Each fossil that is discovered gives us invaluable information about the animals and wildlife of the past. A fossil represents the remains of an individual organism—a finite point in a vast ocean of past lifeforms and habitats. Each fossil discovery can help us to better understand both wildife of the past as well as present-day animals and how they relate to one another.
Photo © Steinmann Institute / University of Bonn.
May 14, 2009. A 390-million-year-old fossil has yielded new insights into the evolutionary origins of the front claws of scorpions and horseshoe crabs. The fossil was discovered by scientists from Yale University and the University of Bonn Germany. It was unearthed in a quarry near Bundenbach in Germany and has been given the scientific name Schinderhannes bartelsi. The fossils recovered from this region, known as the Hunsrück Slate, are extremely durable and have previously produced other arthropod fossils such as shrimp-like creatures, scorpions, sea spiders and trilobites.
Photo © Love lab / UC Riverside.
February 11, 2009. Scientists studying sedimentary rocks in south Oman have discovered high concentrations of steroids that they believe were produced by ancient, multicelluar animals. The team proposes that the fossilized steroids, which date back 635 million years, were produced by sponges, one of the most basic forms of animal life on Earth. Sponges (Phylum Porifera) are a diverse group of aquatic animals, with about 5000 known species worldwide. Sponges are primarily marine creatures but there are also a few species of freshwater sponges.
Photo © Christian Sidor / University of Washington.
October 16, 2008. A team of vertebrate paleontologists have recently described a previously unknown prehistoric amphibian, Kryostega collinsoni. The animal is estimated to have lived about 240 million years ago in Antarctica and belongs to a diverse group of prehistoric animals known as the temnospondyli—semi-aquatic animals that resembled large salamanders or crocodiles. Kryostega is thought to have been about 15 feet in length. It is estimated to have had a large skull about 2.75 feet long and 2 feet at its widest point (the estimates of the animal's size were made based on the size of its nostril, which was present in the fossil skull piece).

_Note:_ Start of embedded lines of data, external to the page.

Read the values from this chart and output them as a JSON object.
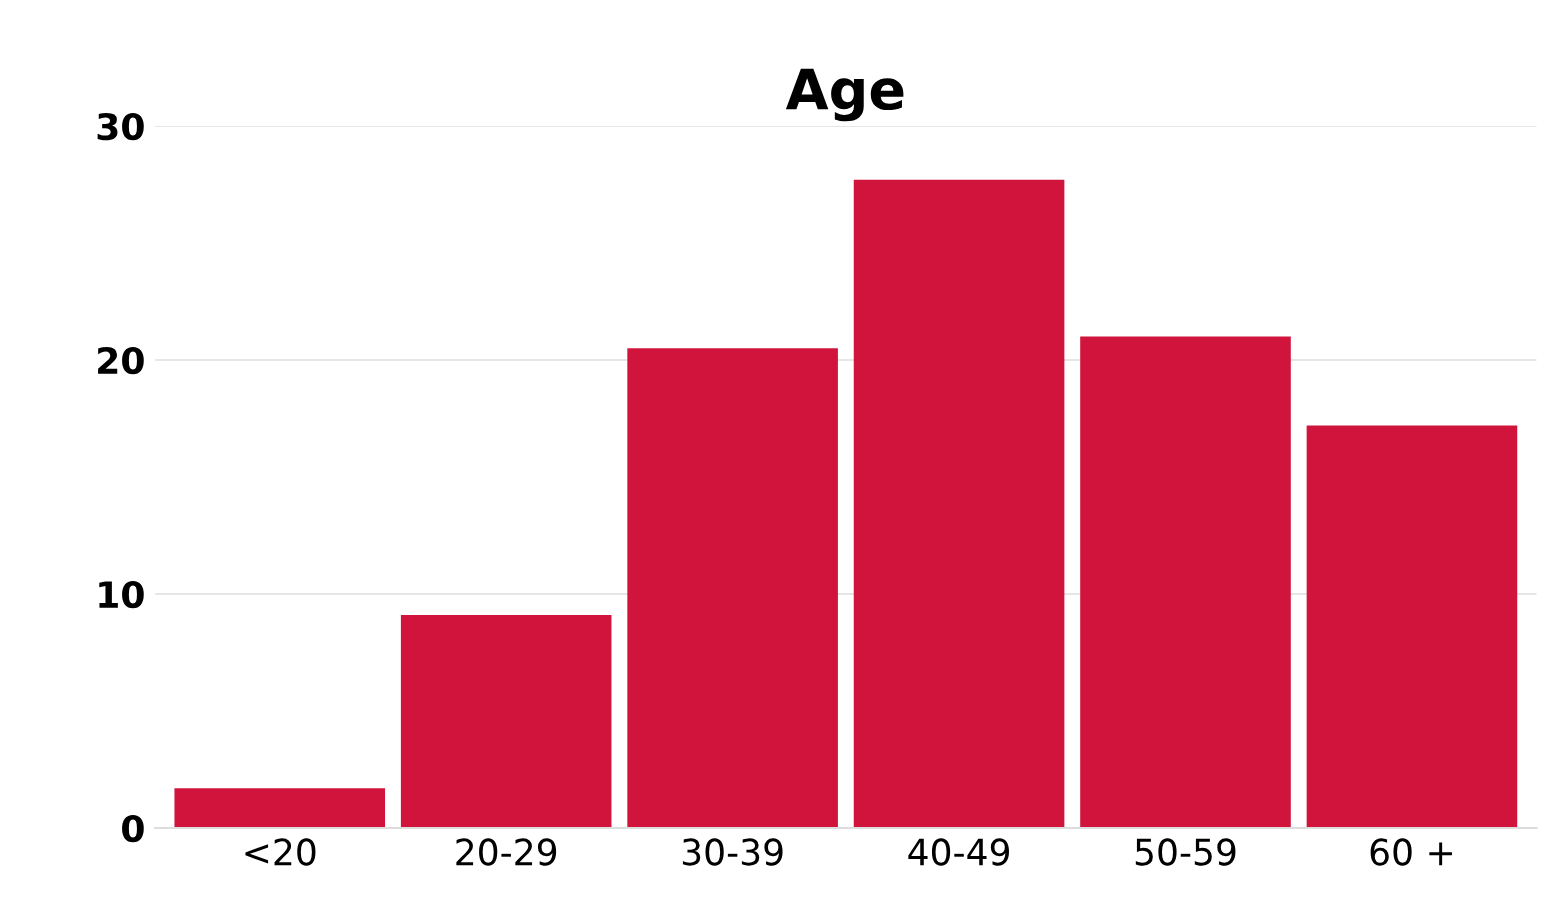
{
  "chart_data": {
    "type": "bar",
    "title": "Age",
    "categories": [
      "<20",
      "20-29",
      "30-39",
      "40-49",
      "50-59",
      "60 +"
    ],
    "values": [
      1.7,
      9.1,
      20.5,
      27.7,
      21,
      17.2
    ],
    "color": "#d0143c",
    "ylim": [
      0,
      30
    ],
    "yticks": [
      0,
      10,
      20,
      30
    ],
    "grid": "y"
  }
}
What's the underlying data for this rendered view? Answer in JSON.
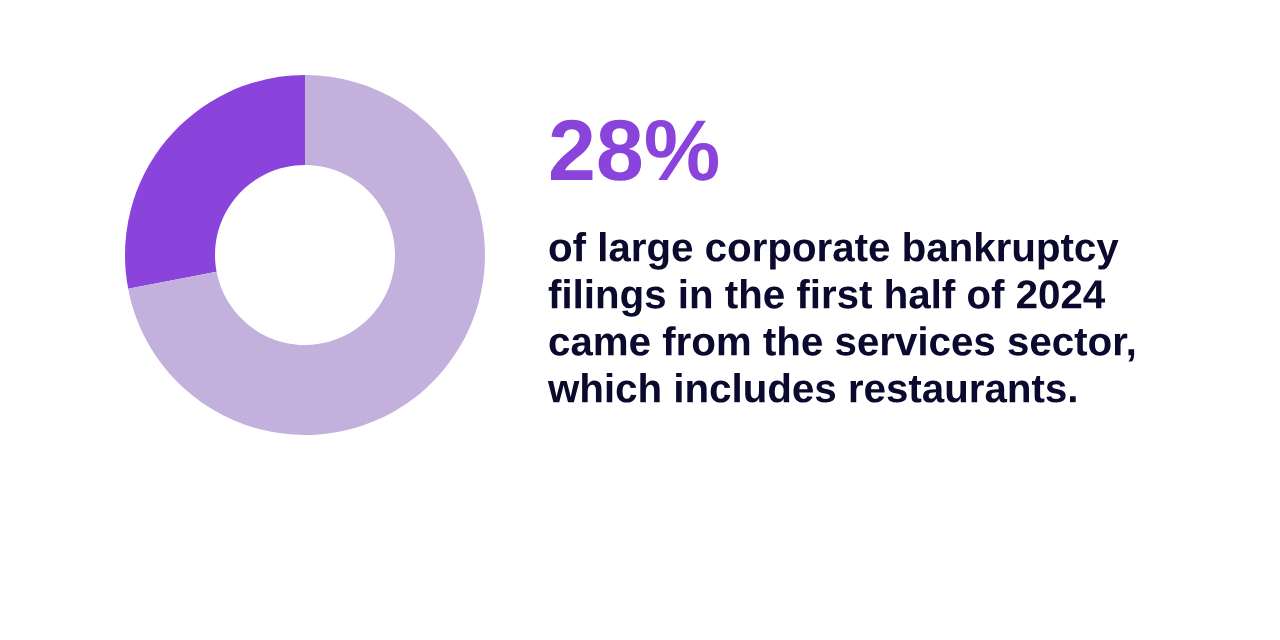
{
  "chart_data": {
    "type": "donut",
    "title": "28%",
    "subtitle": "of large corporate bankruptcy\nfilings in the first half of 2024\ncame from the services sector,\nwhich includes restaurants.",
    "categories": [
      null,
      null
    ],
    "values": [
      28,
      72
    ],
    "colors": [
      "#8a43db",
      "#c3b0dc"
    ]
  }
}
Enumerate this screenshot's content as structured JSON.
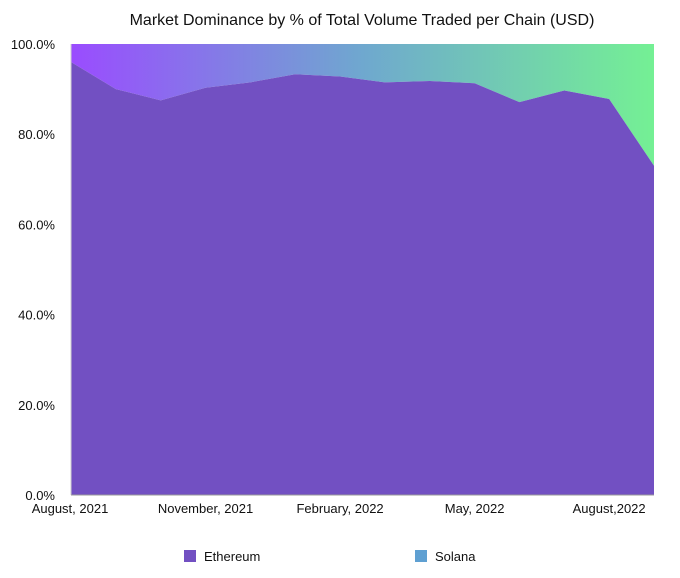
{
  "chart_data": {
    "type": "area",
    "stacked": true,
    "normalized": true,
    "title": "Market Dominance by % of Total Volume Traded per Chain (USD)",
    "xlabel": "",
    "ylabel": "",
    "x": [
      "Aug 2021",
      "Sep 2021",
      "Oct 2021",
      "Nov 2021",
      "Dec 2021",
      "Jan 2022",
      "Feb 2022",
      "Mar 2022",
      "Apr 2022",
      "May 2022",
      "Jun 2022",
      "Jul 2022",
      "Aug 2022",
      "Sep 2022"
    ],
    "x_tick_labels": [
      "August, 2021",
      "November, 2021",
      "February, 2022",
      "May, 2022",
      "August,2022"
    ],
    "y_tick_labels": [
      "0.0%",
      "20.0%",
      "40.0%",
      "60.0%",
      "80.0%",
      "100.0%"
    ],
    "ylim": [
      0,
      100
    ],
    "grid": false,
    "legend_position": "bottom",
    "series": [
      {
        "name": "Ethereum",
        "color": "#7250c2",
        "values": [
          96.0,
          90.0,
          87.5,
          90.3,
          91.5,
          93.3,
          92.8,
          91.5,
          91.8,
          91.3,
          87.1,
          89.7,
          87.8,
          73.0
        ]
      },
      {
        "name": "Solana",
        "color_gradient": [
          "#9a4cff",
          "#6fa8cf",
          "#74f094"
        ],
        "values": [
          4.0,
          10.0,
          12.5,
          9.7,
          8.5,
          6.7,
          7.2,
          8.5,
          8.2,
          8.7,
          12.9,
          10.3,
          12.2,
          27.0
        ]
      }
    ]
  }
}
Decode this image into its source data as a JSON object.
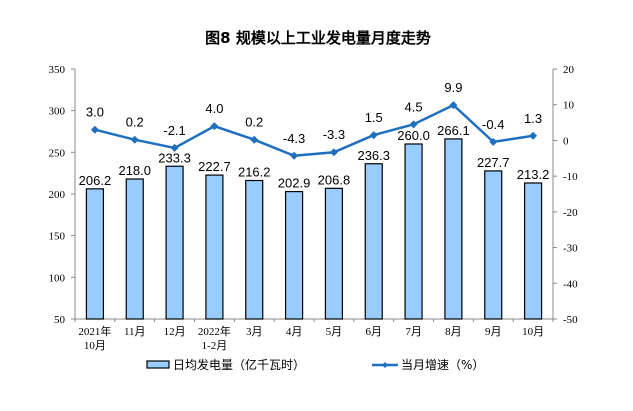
{
  "chart_data": {
    "type": "bar+line",
    "title": "图8  规模以上工业发电量月度走势",
    "categories": [
      [
        "2021年",
        "10月"
      ],
      [
        "11月"
      ],
      [
        "12月"
      ],
      [
        "2022年",
        "1-2月"
      ],
      [
        "3月"
      ],
      [
        "4月"
      ],
      [
        "5月"
      ],
      [
        "6月"
      ],
      [
        "7月"
      ],
      [
        "8月"
      ],
      [
        "9月"
      ],
      [
        "10月"
      ]
    ],
    "series": [
      {
        "name": "日均发电量（亿千瓦时）",
        "type": "bar",
        "axis": "left",
        "color": "#99CCFF",
        "values": [
          206.2,
          218.0,
          233.3,
          222.7,
          216.2,
          202.9,
          206.8,
          236.3,
          260.0,
          266.1,
          227.7,
          213.2
        ],
        "labels": [
          "206.2",
          "218.0",
          "233.3",
          "222.7",
          "216.2",
          "202.9",
          "206.8",
          "236.3",
          "260.0",
          "266.1",
          "227.7",
          "213.2"
        ]
      },
      {
        "name": "当月增速（%）",
        "type": "line",
        "axis": "right",
        "color": "#1F6FC0",
        "values": [
          3.0,
          0.2,
          -2.1,
          4.0,
          0.2,
          -4.3,
          -3.3,
          1.5,
          4.5,
          9.9,
          -0.4,
          1.3
        ],
        "labels": [
          "3.0",
          "0.2",
          "-2.1",
          "4.0",
          "0.2",
          "-4.3",
          "-3.3",
          "1.5",
          "4.5",
          "9.9",
          "-0.4",
          "1.3"
        ]
      }
    ],
    "y_left": {
      "range": [
        50,
        350
      ],
      "ticks": [
        "50",
        "100",
        "150",
        "200",
        "250",
        "300",
        "350"
      ]
    },
    "y_right": {
      "range": [
        -50,
        20
      ],
      "ticks": [
        "-50",
        "-40",
        "-30",
        "-20",
        "-10",
        "0",
        "10",
        "20"
      ]
    },
    "grid": false,
    "legend": "bottom"
  }
}
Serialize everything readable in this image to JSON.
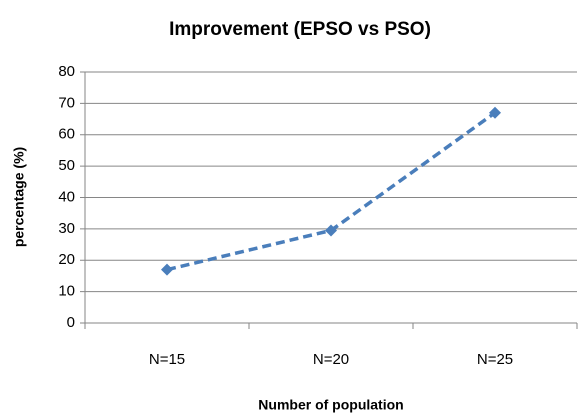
{
  "chart_data": {
    "type": "line",
    "title": "Improvement (EPSO vs PSO)",
    "x_label": "Number of population",
    "y_label": "percentage (%)",
    "categories": [
      "N=15",
      "N=20",
      "N=25"
    ],
    "series": [
      {
        "name": "Improvement",
        "color": "#4a7ebb",
        "values": [
          17,
          29.5,
          67
        ]
      }
    ],
    "ylim": [
      0,
      80
    ],
    "yticks": [
      0,
      10,
      20,
      30,
      40,
      50,
      60,
      70,
      80
    ],
    "grid": true
  }
}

Photo © Royal Ontario Museum.
February 15, 2008. Two bat fossils recovered from the rocks of southwestern Wyoming have given scientists new clues about early bat evolution. The fossils have been classified as belonging to a new species of ancient bat, Onychonycteris finneyi, which lived about 52 million years ago. The fossils were unearthed in 2003 from Wyoming's Green River Formation, a geologic formation that dates back to the Eocene epoch (58-37 million years ago) and consists of layers of sediment deposited in a chain of intermontane lakes.
January 25, 2008. The fossil remains of a 48-million-year-old mammal have been unearthed by a team of scientists working in the Kashmir region of India. The research team, lead by Hans Thewissen of the Northeastern Ohio Universities Colleges of Medicine and Pharmacy, classified the animal as an even-toed ungulate and described it as small and deerlike in build. They named it Indohyus. Indohyus is thought to be a very special discovery. It appears the animal spent much of its life in or near water. The skull and ear of Indohyus resembles those of whales.
Graphite Drawing © Laura Klappenbach.
July 11, 2002. An international archeological research team has discovered the fossilized remains of a six- to seven-million-year-old skull in the Sahel desert in the central African country of Chad. The significance of the Sahel skull rivals that of Australopithecus, discovered in the 1920's, and is described as the paramount archeological find of our time. The fossil represents a new genus and species of hominid (organisms that appear to be more closely related to present-day humans than to present-day chimpanzees). Previous hominid fossils have been found eastern and southern Africa.